The facts of the case and the law applied mean that the Blue Note decision covers only Web sites performing solely an informational function and not directly offering anything for sale, and that the decision may be without significance outside of New York.
Jurisdictional Analysis
The significance, if any, of the Blue Note decision for the rest of the United States depends upon how closely the New York long-arm statute approaches the constitutional limit of personal jurisdiction. New York’s long-arm statute provides for jurisdiction, inter alia, over any non-domiciliary who, in person or through an agent, (1) commits a tortious act within the state, or (2) commits a tortious act outside of the state causing injury to a person or property in the state, if the tortfeasor (i) regularly engages in or solicits business in New York or derives substantial revenue from New York, or (ii) should reasonably expect the consequences in New York of the tort and derives substantial revenue from interstate or international commerce.

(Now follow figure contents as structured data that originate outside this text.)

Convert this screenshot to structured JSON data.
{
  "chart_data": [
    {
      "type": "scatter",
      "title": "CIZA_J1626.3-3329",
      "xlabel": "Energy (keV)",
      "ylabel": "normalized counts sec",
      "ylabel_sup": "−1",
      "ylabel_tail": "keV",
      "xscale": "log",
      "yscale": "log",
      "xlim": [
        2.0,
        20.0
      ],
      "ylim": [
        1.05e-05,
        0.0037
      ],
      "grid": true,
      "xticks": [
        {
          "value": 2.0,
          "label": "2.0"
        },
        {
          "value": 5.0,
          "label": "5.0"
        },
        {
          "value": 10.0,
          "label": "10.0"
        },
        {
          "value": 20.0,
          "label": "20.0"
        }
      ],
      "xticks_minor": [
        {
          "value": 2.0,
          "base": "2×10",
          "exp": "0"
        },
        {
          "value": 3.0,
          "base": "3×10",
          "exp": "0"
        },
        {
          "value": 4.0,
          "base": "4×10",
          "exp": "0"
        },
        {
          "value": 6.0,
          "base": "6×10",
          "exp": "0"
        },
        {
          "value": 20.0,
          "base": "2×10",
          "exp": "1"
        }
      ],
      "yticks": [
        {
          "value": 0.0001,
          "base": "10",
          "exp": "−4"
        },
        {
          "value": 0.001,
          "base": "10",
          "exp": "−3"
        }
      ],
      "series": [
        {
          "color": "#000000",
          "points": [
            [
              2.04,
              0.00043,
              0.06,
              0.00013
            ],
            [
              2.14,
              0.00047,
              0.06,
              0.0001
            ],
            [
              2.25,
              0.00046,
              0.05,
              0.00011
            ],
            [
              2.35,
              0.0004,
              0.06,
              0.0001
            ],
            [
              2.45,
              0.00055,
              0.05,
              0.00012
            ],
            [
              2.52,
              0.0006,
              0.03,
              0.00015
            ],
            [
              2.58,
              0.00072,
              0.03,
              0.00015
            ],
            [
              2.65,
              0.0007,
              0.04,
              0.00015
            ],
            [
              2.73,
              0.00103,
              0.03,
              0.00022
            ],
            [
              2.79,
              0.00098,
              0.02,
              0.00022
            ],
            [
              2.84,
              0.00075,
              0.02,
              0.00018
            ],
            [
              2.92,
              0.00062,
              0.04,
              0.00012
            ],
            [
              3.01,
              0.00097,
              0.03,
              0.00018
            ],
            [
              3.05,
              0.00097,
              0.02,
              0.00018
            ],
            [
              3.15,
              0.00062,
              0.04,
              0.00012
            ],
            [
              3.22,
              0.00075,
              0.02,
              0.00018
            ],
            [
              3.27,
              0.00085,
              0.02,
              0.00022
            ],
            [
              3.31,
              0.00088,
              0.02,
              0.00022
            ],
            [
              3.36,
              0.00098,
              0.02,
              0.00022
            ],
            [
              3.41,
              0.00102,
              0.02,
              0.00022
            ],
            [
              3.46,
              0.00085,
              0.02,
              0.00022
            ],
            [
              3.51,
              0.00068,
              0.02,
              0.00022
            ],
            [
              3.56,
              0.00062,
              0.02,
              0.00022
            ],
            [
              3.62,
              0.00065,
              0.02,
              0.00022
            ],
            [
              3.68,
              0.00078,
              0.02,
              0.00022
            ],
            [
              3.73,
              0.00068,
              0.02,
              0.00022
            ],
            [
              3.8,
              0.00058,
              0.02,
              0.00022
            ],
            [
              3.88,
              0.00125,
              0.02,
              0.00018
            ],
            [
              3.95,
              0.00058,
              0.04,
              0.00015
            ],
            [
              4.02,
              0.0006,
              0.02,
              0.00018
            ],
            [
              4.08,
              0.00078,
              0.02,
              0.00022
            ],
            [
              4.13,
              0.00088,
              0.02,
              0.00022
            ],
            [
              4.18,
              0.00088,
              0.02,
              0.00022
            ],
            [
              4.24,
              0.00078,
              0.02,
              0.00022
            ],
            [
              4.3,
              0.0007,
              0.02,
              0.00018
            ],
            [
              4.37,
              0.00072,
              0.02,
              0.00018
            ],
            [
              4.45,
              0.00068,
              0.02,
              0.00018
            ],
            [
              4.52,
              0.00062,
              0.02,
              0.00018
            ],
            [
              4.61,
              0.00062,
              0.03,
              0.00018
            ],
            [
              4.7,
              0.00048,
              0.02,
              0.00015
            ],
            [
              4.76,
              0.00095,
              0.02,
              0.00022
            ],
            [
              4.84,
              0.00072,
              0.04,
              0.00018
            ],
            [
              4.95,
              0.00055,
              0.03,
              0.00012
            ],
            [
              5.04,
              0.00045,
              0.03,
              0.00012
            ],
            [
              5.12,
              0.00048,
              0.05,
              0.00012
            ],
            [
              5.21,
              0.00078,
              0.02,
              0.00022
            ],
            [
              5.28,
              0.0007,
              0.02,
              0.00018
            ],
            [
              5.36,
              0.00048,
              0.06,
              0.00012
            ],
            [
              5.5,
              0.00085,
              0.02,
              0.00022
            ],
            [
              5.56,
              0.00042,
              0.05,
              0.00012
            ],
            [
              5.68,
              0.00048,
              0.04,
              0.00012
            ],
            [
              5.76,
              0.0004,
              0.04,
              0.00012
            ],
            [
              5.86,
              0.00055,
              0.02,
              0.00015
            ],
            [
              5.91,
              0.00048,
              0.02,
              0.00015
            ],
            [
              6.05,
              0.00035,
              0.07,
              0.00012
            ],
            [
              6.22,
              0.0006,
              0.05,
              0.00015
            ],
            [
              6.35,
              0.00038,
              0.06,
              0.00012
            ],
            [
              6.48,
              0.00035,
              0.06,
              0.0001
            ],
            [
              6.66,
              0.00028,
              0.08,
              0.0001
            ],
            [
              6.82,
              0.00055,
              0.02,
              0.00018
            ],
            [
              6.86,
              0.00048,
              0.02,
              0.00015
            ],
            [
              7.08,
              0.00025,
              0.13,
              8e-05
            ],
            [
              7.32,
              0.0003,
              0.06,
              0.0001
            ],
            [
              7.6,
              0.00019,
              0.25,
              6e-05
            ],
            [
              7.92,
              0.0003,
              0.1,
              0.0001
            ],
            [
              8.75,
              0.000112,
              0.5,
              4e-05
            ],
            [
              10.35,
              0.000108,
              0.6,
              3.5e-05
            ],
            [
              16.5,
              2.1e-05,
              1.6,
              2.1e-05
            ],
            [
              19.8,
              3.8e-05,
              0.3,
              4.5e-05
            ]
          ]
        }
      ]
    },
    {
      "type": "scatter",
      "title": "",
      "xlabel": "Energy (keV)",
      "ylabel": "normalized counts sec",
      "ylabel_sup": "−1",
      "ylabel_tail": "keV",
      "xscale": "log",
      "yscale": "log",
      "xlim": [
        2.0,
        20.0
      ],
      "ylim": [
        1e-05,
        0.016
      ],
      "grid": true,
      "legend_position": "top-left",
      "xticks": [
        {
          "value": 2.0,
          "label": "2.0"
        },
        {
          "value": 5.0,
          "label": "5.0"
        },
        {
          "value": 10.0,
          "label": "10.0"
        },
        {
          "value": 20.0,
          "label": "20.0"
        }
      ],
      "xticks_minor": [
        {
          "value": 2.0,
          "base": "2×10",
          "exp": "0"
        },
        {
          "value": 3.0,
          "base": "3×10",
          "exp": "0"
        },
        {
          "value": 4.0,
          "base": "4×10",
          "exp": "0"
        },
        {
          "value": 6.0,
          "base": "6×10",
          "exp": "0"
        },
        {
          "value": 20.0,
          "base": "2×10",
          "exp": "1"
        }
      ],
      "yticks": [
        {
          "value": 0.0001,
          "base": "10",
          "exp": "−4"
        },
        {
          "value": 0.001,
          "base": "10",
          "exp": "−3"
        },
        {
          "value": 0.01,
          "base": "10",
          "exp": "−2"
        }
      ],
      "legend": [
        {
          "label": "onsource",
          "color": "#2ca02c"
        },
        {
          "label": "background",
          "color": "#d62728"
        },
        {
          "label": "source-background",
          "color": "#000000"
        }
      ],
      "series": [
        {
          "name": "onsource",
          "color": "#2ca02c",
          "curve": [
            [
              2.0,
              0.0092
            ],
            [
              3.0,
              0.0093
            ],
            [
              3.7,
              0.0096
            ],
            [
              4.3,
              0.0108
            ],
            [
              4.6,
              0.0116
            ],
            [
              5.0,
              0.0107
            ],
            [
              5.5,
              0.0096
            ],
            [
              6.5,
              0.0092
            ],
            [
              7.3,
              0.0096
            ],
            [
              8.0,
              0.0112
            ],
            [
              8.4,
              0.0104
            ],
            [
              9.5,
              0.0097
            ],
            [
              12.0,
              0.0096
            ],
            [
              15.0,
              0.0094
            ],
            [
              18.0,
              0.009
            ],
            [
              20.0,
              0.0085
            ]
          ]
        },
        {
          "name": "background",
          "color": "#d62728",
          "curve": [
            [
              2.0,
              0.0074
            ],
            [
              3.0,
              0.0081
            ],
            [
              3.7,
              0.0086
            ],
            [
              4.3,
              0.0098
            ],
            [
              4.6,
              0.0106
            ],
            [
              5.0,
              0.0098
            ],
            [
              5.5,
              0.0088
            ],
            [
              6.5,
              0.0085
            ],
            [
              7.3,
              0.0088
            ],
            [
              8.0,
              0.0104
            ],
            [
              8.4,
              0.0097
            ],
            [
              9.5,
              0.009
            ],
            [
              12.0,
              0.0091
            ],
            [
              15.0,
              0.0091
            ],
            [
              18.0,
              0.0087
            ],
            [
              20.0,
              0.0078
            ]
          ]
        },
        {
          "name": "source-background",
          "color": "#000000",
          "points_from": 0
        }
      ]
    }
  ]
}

New York courts have held that this statute "comes well within the constitutional limitations." See Singer v. Walker, 21 A.D.2d 285, 292, 250 N.Y.S.2d 216, 223 (1st Dep’t 1964), aff’d, 15 N.Y.2d 443, 261 N.Y.S.2d 8 (1965). In fact, the statute was not intended to extend New York jurisdiction to the constitutional limit. American Eutectic Welding Alloys Sales Co. v. Dytron Alloys Corp., 439 F.2d 428 (2d Cir. 1971) ("the legislature did not intend to extend the jurisdiction of the New York courts to the outer reaches of constitutional power."). New York’s refusal of jurisdiction in any given case does not, therefore, mean that other states would not or could not constitutionally exercise jurisdiction in a case with the same facts. And, indeed, other states have exercised jurisdiction in Internet cases with facts similar to the Blue Note case.
The Inset Case
In Inset Sys., Inc. v. Instruction Set, Inc., 937 F. Supp. 161 (D. Conn. 1996), the court exercised jurisdiction over a Web site owner whose server was in Massachusetts. The claim there, as in the Blue Note case, was that defendant infringed plaintiff’s trademark by its Web site domain name: "inset.com". Defendant "advertised" its products on its Web site. There was no indication in the opinion that defendant’s Web site did anything interactive with visitors or did anything other than post information about defendant. The Court also noted that defendant had a toll-free "800" number (we may infer that it was posted on the Web site, but the opinion does not say). The Blue Note Web site posted defendant’s box office telephone number, although that number was a local, non-800 number.
The Inset Court found that Connecticut could constitutionally assert jurisdiction over the Massachusetts Web site host. According to the Inset Court, "advertising via the Internet" both satisfied the Connecticut long-arm statute covering solicitation of business in-state and the constitutional minimum contacts standard.
Whether all states or federal circuits would follow Inset on the constitutional issue, it is clear that the Blue Note case is no indication that the trend towards nationwide jurisdiction over Web sites and claims arising out of them is slowing.
This article is reprinted with permission from the December 1997 edition of Corporate Counsel Magazine. © 1997 NLP IP Company www.lawnewsnetwork.com
1.) "The Blue Note, Columbia, Missouri should not be confused in any way, shape, or form with Blue Note Records or the jazz club, Blue Note, located in New York."
2.) N.Y. Civ. Prac. Law & Rules § 302.